Europe in Winter (The Fractured Europe Sequence)(74)
“Snowy,” Crispin said with an irritable sideways glance. “Let’s keep our minds on the matter in hand, yeah?”
“You dragged me down here,” Forsyth muttered. “I don’t see why you should have a good time.”
Crispin stepped over to the wall of the tunnel, took a multitool from his pocket, and used one of its driver bits to start loosening an inspection panel from a utilities conduit. “I’m not having a good time.”
“Did you ever try it on with Ewa?”
Crispin laughed and carried on unscrewing the panel.
Forsyth put his hands in his pockets and looked first one way then the other along the tunnel. The ribbed walls vanished into the darkness on either side. He whistled a few flat notes.
Crispin lowered the inspection panel to the trackbed and reconfigured the tool as a wrench. He reached inside the inspection hatch and started to unbolt something.
“How did you get into this, anyway?” Forsyth asked.
“Get into what?”
“Mixed up with Babykiller. The Georgians.”
“These things just happen, Snowy.” Crispin gave a little grunt and Forsyth heard something fall and rattle inside the conduit. “Shit.”
“How do you mean?”
“What?”
“How do ‘these things just happen’?”
“Oh, I dunno.” Crispin was up on tiptoes now, both arms and his head and shoulders inside the inspection hatch. He had the torch inside as well, and his body was blocking most of the light. His voice sounded flat and dull inside the conduit. “Word gets about, the stuff comes down to me, I find a buyer, the money goes back up to Babykiller. That’s how these things just happen.”

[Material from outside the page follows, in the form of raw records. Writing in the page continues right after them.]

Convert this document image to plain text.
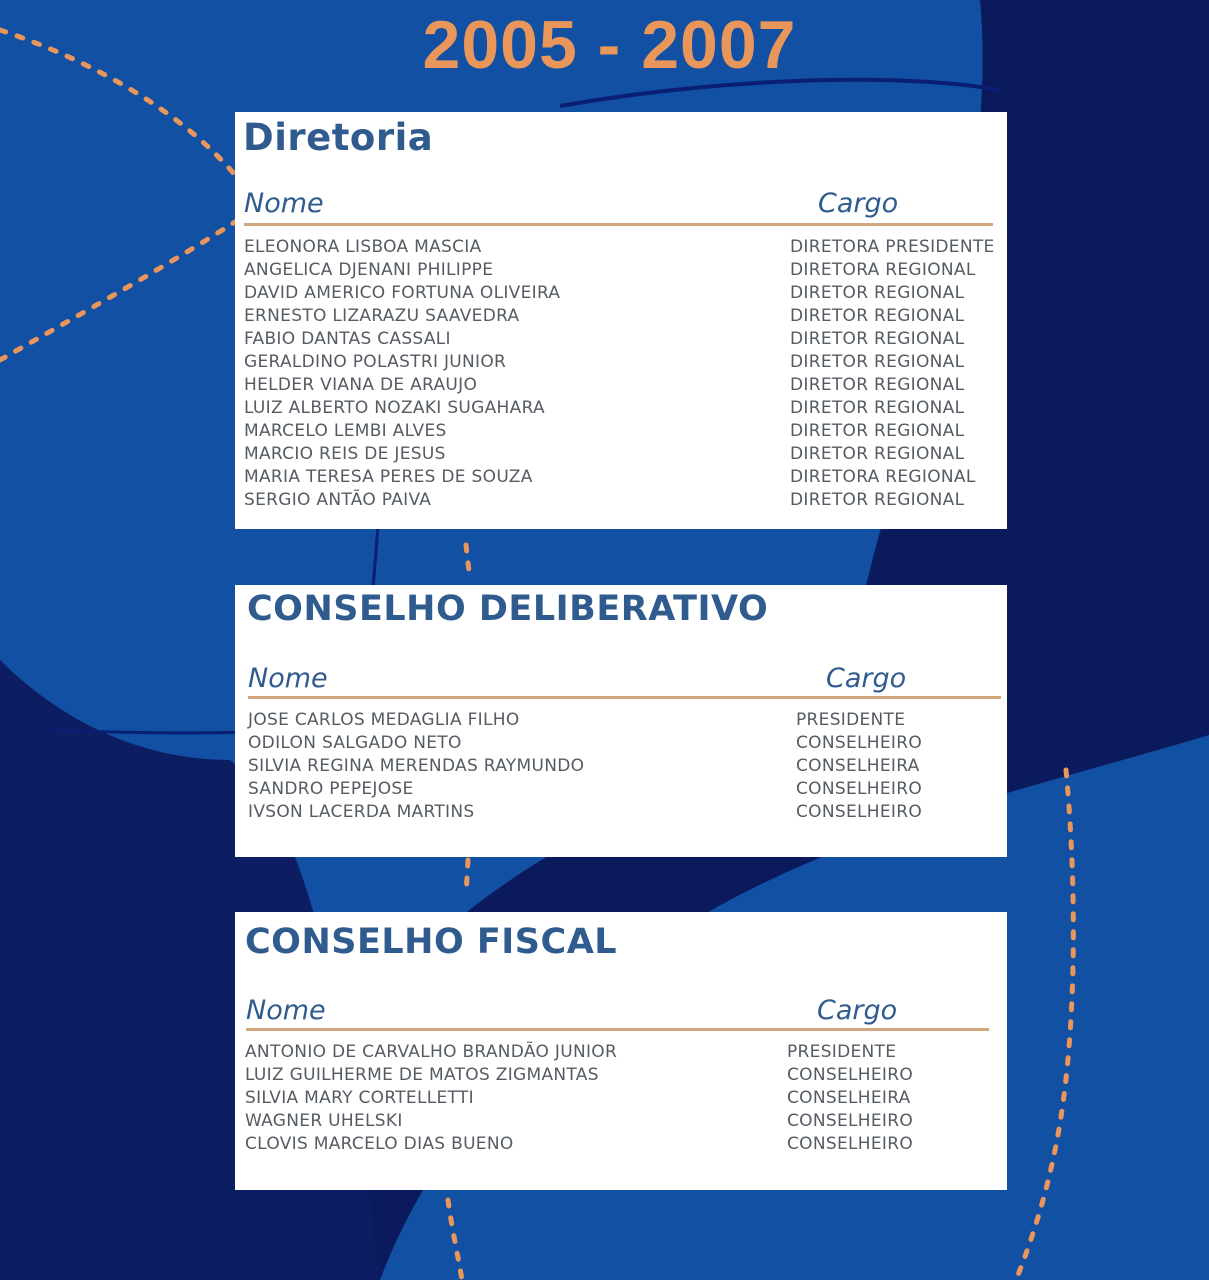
2005 - 2007
Diretoria
Nome	Cargo
ELEONORA LISBOA MASCIA	DIRETORA PRESIDENTE
ANGELICA DJENANI PHILIPPE	DIRETORA REGIONAL
DAVID AMERICO FORTUNA OLIVEIRA	DIRETOR REGIONAL
ERNESTO LIZARAZU SAAVEDRA	DIRETOR REGIONAL
FABIO DANTAS CASSALI	DIRETOR REGIONAL
GERALDINO POLASTRI JUNIOR	DIRETOR REGIONAL
HELDER VIANA DE ARAUJO	DIRETOR REGIONAL
LUIZ ALBERTO NOZAKI SUGAHARA	DIRETOR REGIONAL
MARCELO LEMBI ALVES	DIRETOR REGIONAL
MARCIO REIS DE JESUS	DIRETOR REGIONAL
MARIA TERESA PERES DE SOUZA	DIRETORA REGIONAL
SERGIO ANTÃO PAIVA	DIRETOR REGIONAL
CONSELHO DELIBERATIVO
Nome	Cargo
JOSE CARLOS MEDAGLIA FILHO	PRESIDENTE
ODILON SALGADO NETO	CONSELHEIRO
SILVIA REGINA MERENDAS RAYMUNDO	CONSELHEIRA
SANDRO PEPEJOSE	CONSELHEIRO
IVSON LACERDA MARTINS	CONSELHEIRO
CONSELHO FISCAL
Nome	Cargo
ANTONIO DE CARVALHO BRANDÃO JUNIOR	PRESIDENTE
LUIZ GUILHERME DE MATOS ZIGMANTAS	CONSELHEIRO
SILVIA MARY CORTELLETTI	CONSELHEIRA
WAGNER UHELSKI	CONSELHEIRO
CLOVIS MARCELO DIAS BUENO	CONSELHEIRO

Forsyth looked at his watch, pushed the light button. He had to tilt it to make out the digits. “It’s getting late, Crispin.”

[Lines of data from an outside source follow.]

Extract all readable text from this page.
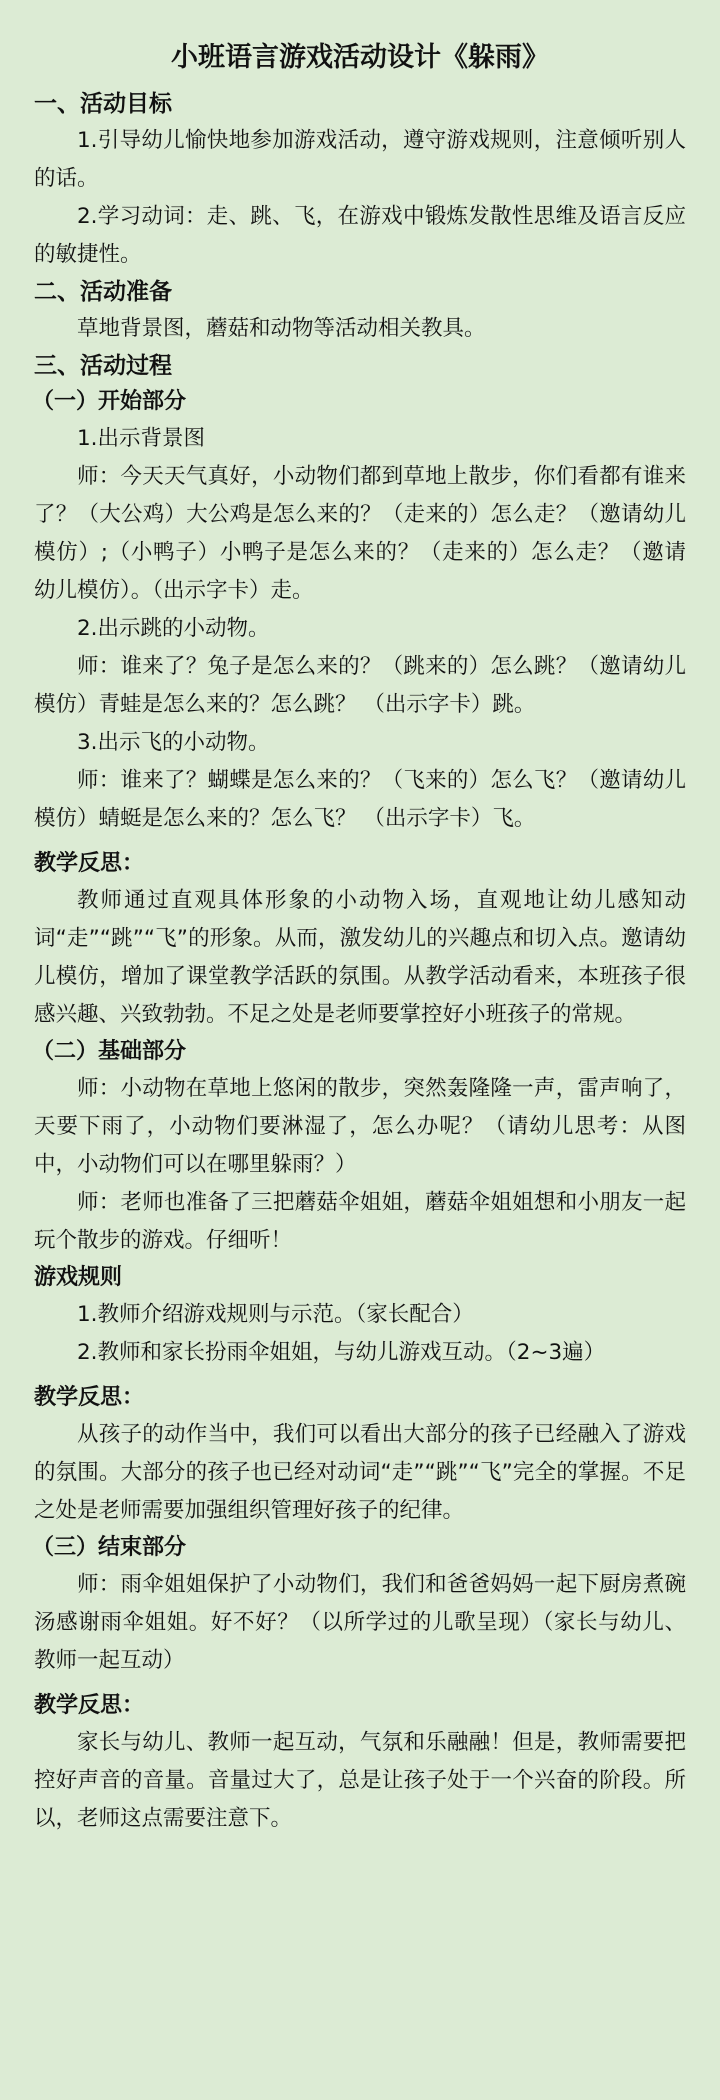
小班语言游戏活动设计《躲雨》
一、活动目标
1.引导幼儿愉快地参加游戏活动，遵守游戏规则，注意倾听别人的话。
2.学习动词：走、跳、飞，在游戏中锻炼发散性思维及语言反应的敏捷性。
二、活动准备
草地背景图，蘑菇和动物等活动相关教具。
三、活动过程
（一）开始部分
1.出示背景图
师：今天天气真好，小动物们都到草地上散步，你们看都有谁来了？（大公鸡）大公鸡是怎么来的？（走来的）怎么走？（邀请幼儿模仿）;（小鸭子）小鸭子是怎么来的？（走来的）怎么走？（邀请幼儿模仿）。（出示字卡）走。
2.出示跳的小动物。
师：谁来了？兔子是怎么来的？（跳来的）怎么跳？（邀请幼儿模仿）青蛙是怎么来的？怎么跳？ （出示字卡）跳。
3.出示飞的小动物。
师：谁来了？蝴蝶是怎么来的？（飞来的）怎么飞？（邀请幼儿模仿）蜻蜓是怎么来的？怎么飞？ （出示字卡）飞。
教学反思：
教师通过直观具体形象的小动物入场，直观地让幼儿感知动词“走”“跳”“飞”的形象。从而，激发幼儿的兴趣点和切入点。邀请幼儿模仿，增加了课堂教学活跃的氛围。从教学活动看来，本班孩子很感兴趣、兴致勃勃。不足之处是老师要掌控好小班孩子的常规。
（二）基础部分
师：小动物在草地上悠闲的散步，突然轰隆隆一声，雷声响了，天要下雨了，小动物们要淋湿了，怎么办呢？（请幼儿思考：从图中，小动物们可以在哪里躲雨？）
师：老师也准备了三把蘑菇伞姐姐，蘑菇伞姐姐想和小朋友一起玩个散步的游戏。仔细听！
游戏规则
1.教师介绍游戏规则与示范。（家长配合）
2.教师和家长扮雨伞姐姐，与幼儿游戏互动。（2~3遍）
教学反思：
从孩子的动作当中，我们可以看出大部分的孩子已经融入了游戏的氛围。大部分的孩子也已经对动词“走”“跳”“飞”完全的掌握。不足之处是老师需要加强组织管理好孩子的纪律。
（三）结束部分
师：雨伞姐姐保护了小动物们，我们和爸爸妈妈一起下厨房煮碗汤感谢雨伞姐姐。好不好？（以所学过的儿歌呈现）（家长与幼儿、教师一起互动）
教学反思：
家长与幼儿、教师一起互动，气氛和乐融融！但是，教师需要把控好声音的音量。音量过大了，总是让孩子处于一个兴奋的阶段。所以，老师这点需要注意下。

“Are you charging me by the hour?”
“Very funny.” Forsyth tapped his toes and whistled another couple of notes. “It’s taking a bloody long time, though.”

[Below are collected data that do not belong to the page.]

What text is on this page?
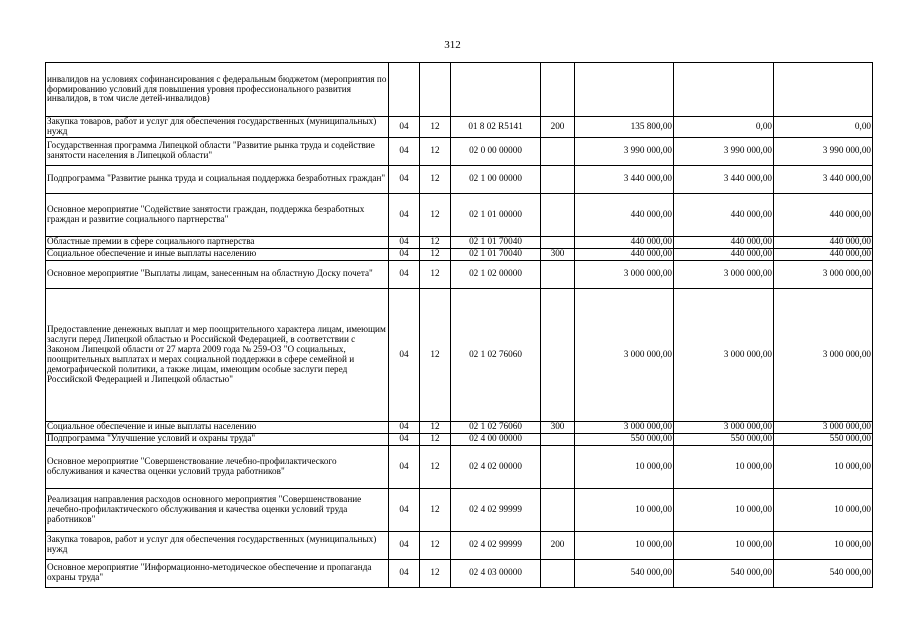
312
инвалидов на условиях софинансирования с федеральным бюджетом (мероприятия по формированию условий для повышения уровня профессионального развития инвалидов, в том числе детей-инвалидов)							
Закупка товаров, работ и услуг для обеспечения государственных (муниципальных) нужд	04	12	01 8 02 R5141	200	135 800,00	0,00	0,00
Государственная программа Липецкой области "Развитие рынка труда и содействие занятости населения в Липецкой области"	04	12	02 0 00 00000		3 990 000,00	3 990 000,00	3 990 000,00
Подпрограмма "Развитие рынка труда и социальная поддержка безработных граждан"	04	12	02 1 00 00000		3 440 000,00	3 440 000,00	3 440 000,00
Основное мероприятие "Содействие занятости граждан, поддержка безработных граждан и развитие социального партнерства"	04	12	02 1 01 00000		440 000,00	440 000,00	440 000,00
Областные премии в сфере социального партнерства	04	12	02 1 01 70040		440 000,00	440 000,00	440 000,00
Социальное обеспечение и иные выплаты населению	04	12	02 1 01 70040	300	440 000,00	440 000,00	440 000,00
Основное мероприятие "Выплаты лицам, занесенным на областную Доску почета"	04	12	02 1 02 00000		3 000 000,00	3 000 000,00	3 000 000,00
Предоставление денежных выплат и мер поощрительного характера лицам, имеющим заслуги перед Липецкой областью и Российской Федерацией, в соответствии с Законом Липецкой области от 27 марта 2009 года № 259-ОЗ "О социальных, поощрительных выплатах и мерах социальной поддержки в сфере семейной и демографической политики, а также лицам, имеющим особые заслуги перед Российской Федерацией и Липецкой областью"	04	12	02 1 02 76060		3 000 000,00	3 000 000,00	3 000 000,00
Социальное обеспечение и иные выплаты населению	04	12	02 1 02 76060	300	3 000 000,00	3 000 000,00	3 000 000,00
Подпрограмма "Улучшение условий и охраны труда"	04	12	02 4 00 00000		550 000,00	550 000,00	550 000,00
Основное мероприятие "Совершенствование лечебно-профилактического обслуживания и качества оценки условий труда работников"	04	12	02 4 02 00000		10 000,00	10 000,00	10 000,00
Реализация направления расходов основного мероприятия "Совершенствование лечебно-профилактического обслуживания и качества оценки условий труда работников"	04	12	02 4 02 99999		10 000,00	10 000,00	10 000,00
Закупка товаров, работ и услуг для обеспечения государственных (муниципальных) нужд	04	12	02 4 02 99999	200	10 000,00	10 000,00	10 000,00
Основное мероприятие "Информационно-методическое обеспечение и пропаганда охраны труда"	04	12	02 4 03 00000		540 000,00	540 000,00	540 000,00
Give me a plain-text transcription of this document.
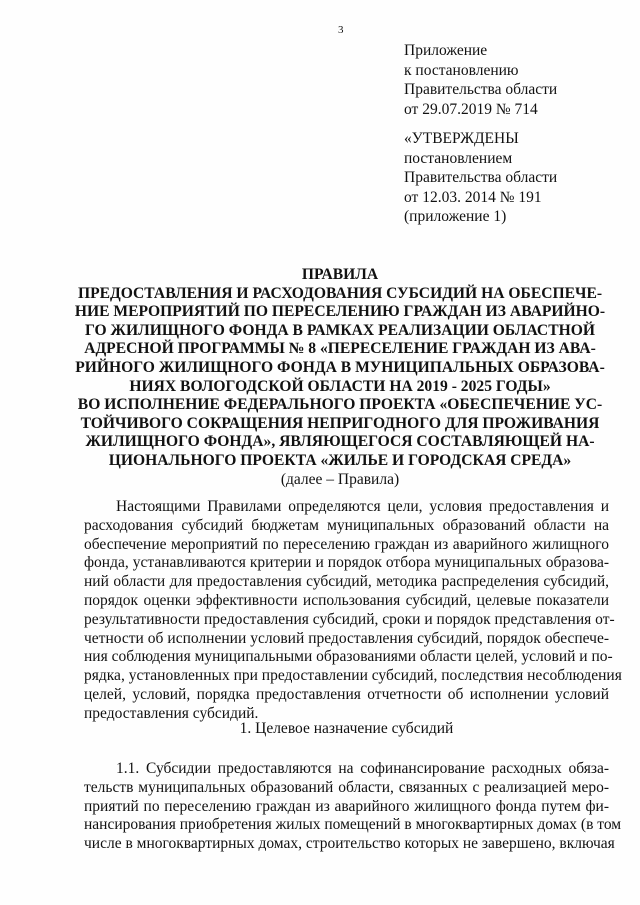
3
Приложение
к постановлению
Правительства области
от 29.07.2019 № 714
«УТВЕРЖДЕНЫ
постановлением
Правительства области
от 12.03. 2014 № 191
(приложение 1)
ПРАВИЛА
ПРЕДОСТАВЛЕНИЯ И РАСХОДОВАНИЯ СУБСИДИЙ НА ОБЕСПЕЧЕ-
НИЕ МЕРОПРИЯТИЙ ПО ПЕРЕСЕЛЕНИЮ ГРАЖДАН ИЗ АВАРИЙНО-
ГО ЖИЛИЩНОГО ФОНДА В РАМКАХ РЕАЛИЗАЦИИ ОБЛАСТНОЙ
АДРЕСНОЙ ПРОГРАММЫ № 8 «ПЕРЕСЕЛЕНИЕ ГРАЖДАН ИЗ АВА-
РИЙНОГО ЖИЛИЩНОГО ФОНДА В МУНИЦИПАЛЬНЫХ ОБРАЗОВА-
НИЯХ ВОЛОГОДСКОЙ ОБЛАСТИ НА 2019 - 2025 ГОДЫ»
ВО ИСПОЛНЕНИЕ ФЕДЕРАЛЬНОГО ПРОЕКТА «ОБЕСПЕЧЕНИЕ УС-
ТОЙЧИВОГО СОКРАЩЕНИЯ НЕПРИГОДНОГО ДЛЯ ПРОЖИВАНИЯ
ЖИЛИЩНОГО ФОНДА», ЯВЛЯЮЩЕГОСЯ СОСТАВЛЯЮЩЕЙ НА-
ЦИОНАЛЬНОГО ПРОЕКТА «ЖИЛЬЕ И ГОРОДСКАЯ СРЕДА»
(далее – Правила)
Настоящими Правилами определяются цели, условия предоставления и
расходования субсидий бюджетам муниципальных образований области на
обеспечение мероприятий по переселению граждан из аварийного жилищного
фонда, устанавливаются критерии и порядок отбора муниципальных образова-
ний области для предоставления субсидий, методика распределения субсидий,
порядок оценки эффективности использования субсидий, целевые показатели
результативности предоставления субсидий, сроки и порядок представления от-
четности об исполнении условий предоставления субсидий, порядок обеспече-
ния соблюдения муниципальными образованиями области целей, условий и по-
рядка, установленных при предоставлении субсидий, последствия несоблюдения
целей, условий, порядка предоставления отчетности об исполнении условий
предоставления субсидий.
1. Целевое назначение субсидий
1.1. Субсидии предоставляются на софинансирование расходных обяза-
тельств муниципальных образований области, связанных с реализацией меро-
приятий по переселению граждан из аварийного жилищного фонда путем фи-
нансирования приобретения жилых помещений в многоквартирных домах (в том
числе в многоквартирных домах, строительство которых не завершено, включая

“Jesus Christ, Snowy,” Crispin sighed from inside the conduit. “I think I preferred it when you were bitching about your women.”
Forsyth went for a little walk. Half a dozen paces out, half a dozen paces back. “Did I tell you I saw Jens the other day?”
“Yeah, I think so. How is the old bastard?”
“Same as ever.” How much longer was this going to take?
“Ever worry that it might happen to you?”
“What might happen to me?”
By the sound of his voice, Crispin was at full stretch inside the conduit. Occasionally there was a metallic rattle as something fell. “One day you’re working your happy little heart out, the next there’s some snafu and if you’re lucky you wind up in a wheelchair behind a desk.”
Jespersen had had the misfortune to be working on Copenhagen’s metro when the belt of a spoil conveyor tore and one end whistled up the tunnel and broke his back. “Can’t say I ever thought very much about it,” Forsyth said.
“Yeah. Well that’s always been your problem.”
“I thought my problem was that I think with my dick.”
“That too.” The light inside the conduit became stronger and stronger, and Crispin emerged from the hatch. In one hand he held the multitool and the torch. In the other was a small opaque plastic envelope. He grinned triumphantly.
“Excuse me for saying so, but that doesn’t look like an awfully large amount of drugs,” Forsyth observed.
“Who mentioned drugs?” said Crispin. “Did I mention drugs?”
“Well, no. I just sort of –”
“You just sort of assumed, Snowy.” Crispin waved the torch at him. “You just sort of assumed that because Good Old Crispin was involved it had to be drugs.”
“It seemed a pretty safe bet,” Forsyth agreed.
“Well,” Crispin said, and then Forsyth was lying on the trackbed, his ears ringing, with no clear memory of how he had got there.
He swallowed a couple of times to try and clear his ears, and the ringing diminished slightly. He lay very still, feeling bruised places on his back and legs. The torch was lying a few metres away, and in its beam he could see the plastic envelope wedged under the wheels of a loader. Crispin was gone.
Forsyth sat up very slowly, completely at a loss. One moment Crispin had been talking to him, the next he was lying on the ground. His head and chest hurt and he could taste blood in his mouth, and there was a wet, earthy smell in the air that hadn’t been there earlier.
He got up and went over and picked up the torch. He shone it around, but there was no sign of Crispin, though there were some fresh-looking marks on some of the tunnel lining. He retrieved the envelope and stuffed it in a pocket.
“Crispin?” he called. A bolt of pain went up one side of his neck, making him wince, but he called Crispin’s name again. “You utter bastard!” he shouted, but no reply came. “Crispin!”
He listened, and this time he thought he heard someone moving in the stationward section of tunnel.
“You f*cker, Crispin,” he muttered, starting to walk towards the noise. It was then that he happened to glance down and saw a tiny ruby-red dot dancing on his chest. He was so puzzled by this that he didn’t watch his footing, and he tripped over something and went headlong onto the trackbed, and at the same moment the tunnel exploded with hammering noise and light.